Пока он курил сигару, она сделала ему постель и прибрала комнату. Чувствуя усталость вследствие позднего времени и недавнего волнения, он встал с кресла, благословил ее и пожелал спокойной ночи. За все это время он ни разу не вспомнил о ее платье, ее башмаках, ее нуждах. Никто, кроме нее самой, не мог быть таким беззаботным в отношении себя.

Он несколько раз поцеловал ее, приговаривая:

– Господь с тобой, милочка! Покойной ночи, голубка!

Но ее нежное сердце было так потрясено предыдущей сценой, что она не решалась оставить его одного, опасаясь нового припадка уныния и отчаяния.

– Милый отец, я не устала; можно мне вернуться, когда вы ляжете, и посидеть около вас?

Он спросил с покровительственным видом: разве ей скучно одной?

– Да, отец.

– Ну так приходи, дорогая моя.

– Я буду сидеть тихонько, отец.

– Не беспокойся обо мне, милочка, – сказал он с безграничным великодушием. – Возвращайся, возвращайся.
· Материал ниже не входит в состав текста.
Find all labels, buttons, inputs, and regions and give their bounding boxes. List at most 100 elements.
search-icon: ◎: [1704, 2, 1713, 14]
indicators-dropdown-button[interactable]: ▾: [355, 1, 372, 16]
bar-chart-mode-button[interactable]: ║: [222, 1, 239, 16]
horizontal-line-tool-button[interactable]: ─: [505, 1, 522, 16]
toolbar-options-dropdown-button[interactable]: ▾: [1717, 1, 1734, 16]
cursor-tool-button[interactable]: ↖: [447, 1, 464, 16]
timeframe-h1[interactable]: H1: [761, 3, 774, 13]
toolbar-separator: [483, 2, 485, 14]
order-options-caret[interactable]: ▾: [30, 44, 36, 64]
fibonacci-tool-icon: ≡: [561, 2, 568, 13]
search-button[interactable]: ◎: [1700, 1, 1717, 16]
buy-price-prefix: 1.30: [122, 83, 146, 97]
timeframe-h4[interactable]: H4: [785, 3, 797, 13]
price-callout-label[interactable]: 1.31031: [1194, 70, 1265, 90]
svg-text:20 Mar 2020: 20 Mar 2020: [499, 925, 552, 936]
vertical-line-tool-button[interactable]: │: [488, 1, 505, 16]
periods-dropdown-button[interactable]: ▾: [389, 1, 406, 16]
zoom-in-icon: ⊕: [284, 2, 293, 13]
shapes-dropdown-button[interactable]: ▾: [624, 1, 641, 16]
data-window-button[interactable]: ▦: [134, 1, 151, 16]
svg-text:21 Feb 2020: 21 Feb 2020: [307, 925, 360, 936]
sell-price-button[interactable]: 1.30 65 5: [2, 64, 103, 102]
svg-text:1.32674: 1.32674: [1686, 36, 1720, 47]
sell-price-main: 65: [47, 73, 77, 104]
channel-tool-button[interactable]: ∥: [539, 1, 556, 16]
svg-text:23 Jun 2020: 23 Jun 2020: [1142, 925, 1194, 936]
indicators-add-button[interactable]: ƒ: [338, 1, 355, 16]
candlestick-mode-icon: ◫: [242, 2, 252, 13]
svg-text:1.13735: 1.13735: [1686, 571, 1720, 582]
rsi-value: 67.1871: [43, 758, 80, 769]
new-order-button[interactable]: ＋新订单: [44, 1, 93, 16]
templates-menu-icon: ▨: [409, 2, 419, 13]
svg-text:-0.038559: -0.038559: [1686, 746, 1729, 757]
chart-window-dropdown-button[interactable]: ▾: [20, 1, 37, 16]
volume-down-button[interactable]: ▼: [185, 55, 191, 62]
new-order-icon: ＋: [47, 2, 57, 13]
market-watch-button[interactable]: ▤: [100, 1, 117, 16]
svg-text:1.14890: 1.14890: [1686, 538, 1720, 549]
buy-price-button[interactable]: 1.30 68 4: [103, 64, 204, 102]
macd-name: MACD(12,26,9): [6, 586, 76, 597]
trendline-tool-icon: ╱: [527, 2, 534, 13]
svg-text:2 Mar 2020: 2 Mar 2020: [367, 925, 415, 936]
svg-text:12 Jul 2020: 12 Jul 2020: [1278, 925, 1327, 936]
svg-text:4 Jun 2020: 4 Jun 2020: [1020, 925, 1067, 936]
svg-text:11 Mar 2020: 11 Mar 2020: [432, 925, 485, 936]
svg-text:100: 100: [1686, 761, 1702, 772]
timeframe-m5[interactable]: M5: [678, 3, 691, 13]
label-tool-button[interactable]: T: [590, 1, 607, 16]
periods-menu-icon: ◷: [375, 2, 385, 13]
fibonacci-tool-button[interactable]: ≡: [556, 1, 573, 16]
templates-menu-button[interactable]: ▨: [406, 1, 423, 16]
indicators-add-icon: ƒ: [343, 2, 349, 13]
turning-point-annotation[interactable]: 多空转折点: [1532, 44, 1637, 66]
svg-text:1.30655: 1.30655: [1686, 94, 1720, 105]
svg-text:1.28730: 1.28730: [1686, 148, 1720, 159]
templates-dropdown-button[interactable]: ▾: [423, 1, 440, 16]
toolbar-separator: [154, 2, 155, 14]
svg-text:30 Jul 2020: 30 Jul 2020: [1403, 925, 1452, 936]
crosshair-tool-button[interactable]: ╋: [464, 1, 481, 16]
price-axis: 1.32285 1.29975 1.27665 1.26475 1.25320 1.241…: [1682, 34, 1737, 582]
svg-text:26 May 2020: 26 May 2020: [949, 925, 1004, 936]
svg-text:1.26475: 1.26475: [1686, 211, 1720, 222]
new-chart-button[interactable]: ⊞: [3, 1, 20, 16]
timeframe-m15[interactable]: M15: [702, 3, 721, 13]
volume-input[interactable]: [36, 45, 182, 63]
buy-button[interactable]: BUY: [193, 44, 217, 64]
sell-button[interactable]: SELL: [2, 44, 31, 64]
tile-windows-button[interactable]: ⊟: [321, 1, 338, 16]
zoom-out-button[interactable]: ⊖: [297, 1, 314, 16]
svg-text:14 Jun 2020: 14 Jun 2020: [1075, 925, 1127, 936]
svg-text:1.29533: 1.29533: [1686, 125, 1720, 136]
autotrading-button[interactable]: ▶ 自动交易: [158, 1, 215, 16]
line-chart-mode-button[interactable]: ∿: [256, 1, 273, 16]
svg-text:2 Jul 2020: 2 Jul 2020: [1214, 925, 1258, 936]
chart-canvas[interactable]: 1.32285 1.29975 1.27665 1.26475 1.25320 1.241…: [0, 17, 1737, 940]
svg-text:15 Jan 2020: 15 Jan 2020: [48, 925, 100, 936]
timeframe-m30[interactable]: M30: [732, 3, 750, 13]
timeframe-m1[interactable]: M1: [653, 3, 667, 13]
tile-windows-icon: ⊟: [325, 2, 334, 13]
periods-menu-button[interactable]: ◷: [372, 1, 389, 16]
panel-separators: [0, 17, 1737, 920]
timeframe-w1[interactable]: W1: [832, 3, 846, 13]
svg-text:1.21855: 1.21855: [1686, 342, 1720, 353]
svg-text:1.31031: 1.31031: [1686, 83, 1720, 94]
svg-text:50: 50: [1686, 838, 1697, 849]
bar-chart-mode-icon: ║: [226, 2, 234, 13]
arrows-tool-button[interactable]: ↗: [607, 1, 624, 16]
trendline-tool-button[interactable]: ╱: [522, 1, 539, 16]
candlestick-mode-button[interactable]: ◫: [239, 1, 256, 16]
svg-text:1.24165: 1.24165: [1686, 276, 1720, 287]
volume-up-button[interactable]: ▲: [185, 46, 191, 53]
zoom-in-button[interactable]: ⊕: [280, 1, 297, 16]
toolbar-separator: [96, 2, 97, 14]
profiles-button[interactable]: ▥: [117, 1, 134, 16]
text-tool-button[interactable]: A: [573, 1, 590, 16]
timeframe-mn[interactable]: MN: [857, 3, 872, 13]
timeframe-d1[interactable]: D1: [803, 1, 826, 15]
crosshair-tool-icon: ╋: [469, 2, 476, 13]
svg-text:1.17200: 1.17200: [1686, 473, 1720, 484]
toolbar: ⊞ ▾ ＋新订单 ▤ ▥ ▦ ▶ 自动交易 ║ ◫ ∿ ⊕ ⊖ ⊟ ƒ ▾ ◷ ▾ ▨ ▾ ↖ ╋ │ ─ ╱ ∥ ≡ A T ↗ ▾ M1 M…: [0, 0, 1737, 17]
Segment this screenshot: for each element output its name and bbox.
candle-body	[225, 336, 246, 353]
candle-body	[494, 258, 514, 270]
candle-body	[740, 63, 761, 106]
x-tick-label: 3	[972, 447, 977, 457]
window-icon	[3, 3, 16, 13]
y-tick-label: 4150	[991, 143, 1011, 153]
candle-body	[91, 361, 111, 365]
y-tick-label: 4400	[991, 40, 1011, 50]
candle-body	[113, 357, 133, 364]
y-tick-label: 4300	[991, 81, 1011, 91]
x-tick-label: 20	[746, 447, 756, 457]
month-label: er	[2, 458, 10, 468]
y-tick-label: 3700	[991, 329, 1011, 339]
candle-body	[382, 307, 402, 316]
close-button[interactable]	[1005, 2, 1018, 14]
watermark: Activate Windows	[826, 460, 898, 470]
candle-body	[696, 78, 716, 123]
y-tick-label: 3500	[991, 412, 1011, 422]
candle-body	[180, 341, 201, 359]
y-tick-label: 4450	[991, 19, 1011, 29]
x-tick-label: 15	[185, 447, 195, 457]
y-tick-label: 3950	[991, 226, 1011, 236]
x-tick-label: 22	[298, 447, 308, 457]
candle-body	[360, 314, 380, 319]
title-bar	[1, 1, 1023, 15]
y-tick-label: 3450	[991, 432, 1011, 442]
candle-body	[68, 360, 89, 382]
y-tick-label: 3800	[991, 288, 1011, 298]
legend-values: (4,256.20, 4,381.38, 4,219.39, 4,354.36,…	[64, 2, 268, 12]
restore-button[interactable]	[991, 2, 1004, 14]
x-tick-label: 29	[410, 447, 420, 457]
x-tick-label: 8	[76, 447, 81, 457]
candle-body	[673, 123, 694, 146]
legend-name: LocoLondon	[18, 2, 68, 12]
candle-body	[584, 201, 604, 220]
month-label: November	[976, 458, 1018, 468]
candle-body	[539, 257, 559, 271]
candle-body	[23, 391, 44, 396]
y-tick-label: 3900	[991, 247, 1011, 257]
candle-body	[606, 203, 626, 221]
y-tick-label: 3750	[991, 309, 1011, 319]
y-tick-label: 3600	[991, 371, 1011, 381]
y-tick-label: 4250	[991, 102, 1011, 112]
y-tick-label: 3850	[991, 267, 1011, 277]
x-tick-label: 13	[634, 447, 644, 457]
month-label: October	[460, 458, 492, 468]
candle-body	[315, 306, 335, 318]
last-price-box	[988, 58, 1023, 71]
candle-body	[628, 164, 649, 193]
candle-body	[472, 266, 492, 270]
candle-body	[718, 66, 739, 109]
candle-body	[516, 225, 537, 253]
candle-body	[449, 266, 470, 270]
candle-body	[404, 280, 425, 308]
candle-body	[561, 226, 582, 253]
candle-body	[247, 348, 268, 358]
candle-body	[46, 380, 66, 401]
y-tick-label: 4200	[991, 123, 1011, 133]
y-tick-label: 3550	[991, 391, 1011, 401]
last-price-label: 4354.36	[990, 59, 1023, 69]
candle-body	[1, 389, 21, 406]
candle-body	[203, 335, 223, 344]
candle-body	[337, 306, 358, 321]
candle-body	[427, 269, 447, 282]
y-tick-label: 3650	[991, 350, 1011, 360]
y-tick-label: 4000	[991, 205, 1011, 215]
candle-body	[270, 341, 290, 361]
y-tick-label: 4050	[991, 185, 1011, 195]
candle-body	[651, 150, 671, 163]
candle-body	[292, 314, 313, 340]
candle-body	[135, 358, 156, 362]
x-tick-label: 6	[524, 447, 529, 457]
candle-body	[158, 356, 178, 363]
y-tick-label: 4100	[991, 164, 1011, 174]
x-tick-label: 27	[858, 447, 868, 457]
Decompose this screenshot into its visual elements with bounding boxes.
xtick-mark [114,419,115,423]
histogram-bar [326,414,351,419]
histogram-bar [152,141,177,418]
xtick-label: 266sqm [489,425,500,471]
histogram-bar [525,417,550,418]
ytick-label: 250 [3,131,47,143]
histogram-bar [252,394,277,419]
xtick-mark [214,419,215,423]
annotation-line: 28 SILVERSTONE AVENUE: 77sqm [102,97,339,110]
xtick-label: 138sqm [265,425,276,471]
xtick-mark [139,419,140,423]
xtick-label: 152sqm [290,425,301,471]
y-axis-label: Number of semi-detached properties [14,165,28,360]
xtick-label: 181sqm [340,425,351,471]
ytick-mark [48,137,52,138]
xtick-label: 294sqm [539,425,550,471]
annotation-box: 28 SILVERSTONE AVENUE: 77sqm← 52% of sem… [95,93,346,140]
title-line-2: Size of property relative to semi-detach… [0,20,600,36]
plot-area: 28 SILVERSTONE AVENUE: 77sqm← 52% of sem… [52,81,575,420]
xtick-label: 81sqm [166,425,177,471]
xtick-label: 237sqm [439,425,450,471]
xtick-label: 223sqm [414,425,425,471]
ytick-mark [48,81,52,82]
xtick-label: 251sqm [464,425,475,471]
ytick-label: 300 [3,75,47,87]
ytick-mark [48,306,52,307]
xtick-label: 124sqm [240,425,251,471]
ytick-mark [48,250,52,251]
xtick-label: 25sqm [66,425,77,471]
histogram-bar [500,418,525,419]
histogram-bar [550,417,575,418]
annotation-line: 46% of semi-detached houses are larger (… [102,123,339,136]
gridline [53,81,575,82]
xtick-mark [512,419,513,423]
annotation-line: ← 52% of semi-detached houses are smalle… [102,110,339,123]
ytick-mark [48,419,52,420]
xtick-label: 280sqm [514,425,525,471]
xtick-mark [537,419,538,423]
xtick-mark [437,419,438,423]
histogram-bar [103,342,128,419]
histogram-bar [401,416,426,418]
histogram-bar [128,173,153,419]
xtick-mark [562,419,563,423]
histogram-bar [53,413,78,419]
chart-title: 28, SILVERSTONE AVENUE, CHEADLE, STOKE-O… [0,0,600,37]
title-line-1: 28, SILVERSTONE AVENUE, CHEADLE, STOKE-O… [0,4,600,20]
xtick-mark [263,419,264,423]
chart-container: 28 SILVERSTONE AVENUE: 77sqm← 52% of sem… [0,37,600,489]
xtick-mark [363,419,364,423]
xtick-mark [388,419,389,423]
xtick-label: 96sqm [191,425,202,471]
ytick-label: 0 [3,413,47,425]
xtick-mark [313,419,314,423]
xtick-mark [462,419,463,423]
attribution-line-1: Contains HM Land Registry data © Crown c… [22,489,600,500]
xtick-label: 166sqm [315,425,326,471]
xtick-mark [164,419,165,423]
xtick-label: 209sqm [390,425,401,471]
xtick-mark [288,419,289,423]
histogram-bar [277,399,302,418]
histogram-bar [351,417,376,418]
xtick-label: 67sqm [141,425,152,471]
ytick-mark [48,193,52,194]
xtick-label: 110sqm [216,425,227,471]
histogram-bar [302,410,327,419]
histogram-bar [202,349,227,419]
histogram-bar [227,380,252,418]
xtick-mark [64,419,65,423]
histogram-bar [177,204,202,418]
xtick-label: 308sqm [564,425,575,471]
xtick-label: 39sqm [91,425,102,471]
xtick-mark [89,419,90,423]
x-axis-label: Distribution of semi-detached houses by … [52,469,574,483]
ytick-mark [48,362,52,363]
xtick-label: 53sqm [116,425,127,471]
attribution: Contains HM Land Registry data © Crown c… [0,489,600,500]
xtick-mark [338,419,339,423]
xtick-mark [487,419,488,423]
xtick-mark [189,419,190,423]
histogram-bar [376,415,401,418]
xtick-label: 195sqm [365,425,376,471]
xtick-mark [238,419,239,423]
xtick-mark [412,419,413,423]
Когда она вернулась, он, по-видимому, уже заснул. Она тихонько поправила огонь, чтобы не разбудить его, но он услышал и спросил, кто тут.

– Это я, Эми.

– Эми, дитя мое, поди сюда. Я хочу сказать тебе несколько слов.

Он слегка приподнялся на постели. Она опустилась подле него на колени, чтобы быть поближе к его лицу, и взяла его руки в свои. О, отец просто и Отец Маршалси – оба сказывались в нем в эту минуту.

– Дорогая моя, тебе досталась на долю тяжелая жизнь: ни подруг, ни развлечений, вечные заботы…

– Не думайте об этом, милый. Я сама не думаю.

– Тебе известно мое положение, Эми. Я не много мог сделать для тебя, но все, что мог, я сделал.

– Да, дорогой, – подтвердила она, целуя его. – Я знаю, знаю.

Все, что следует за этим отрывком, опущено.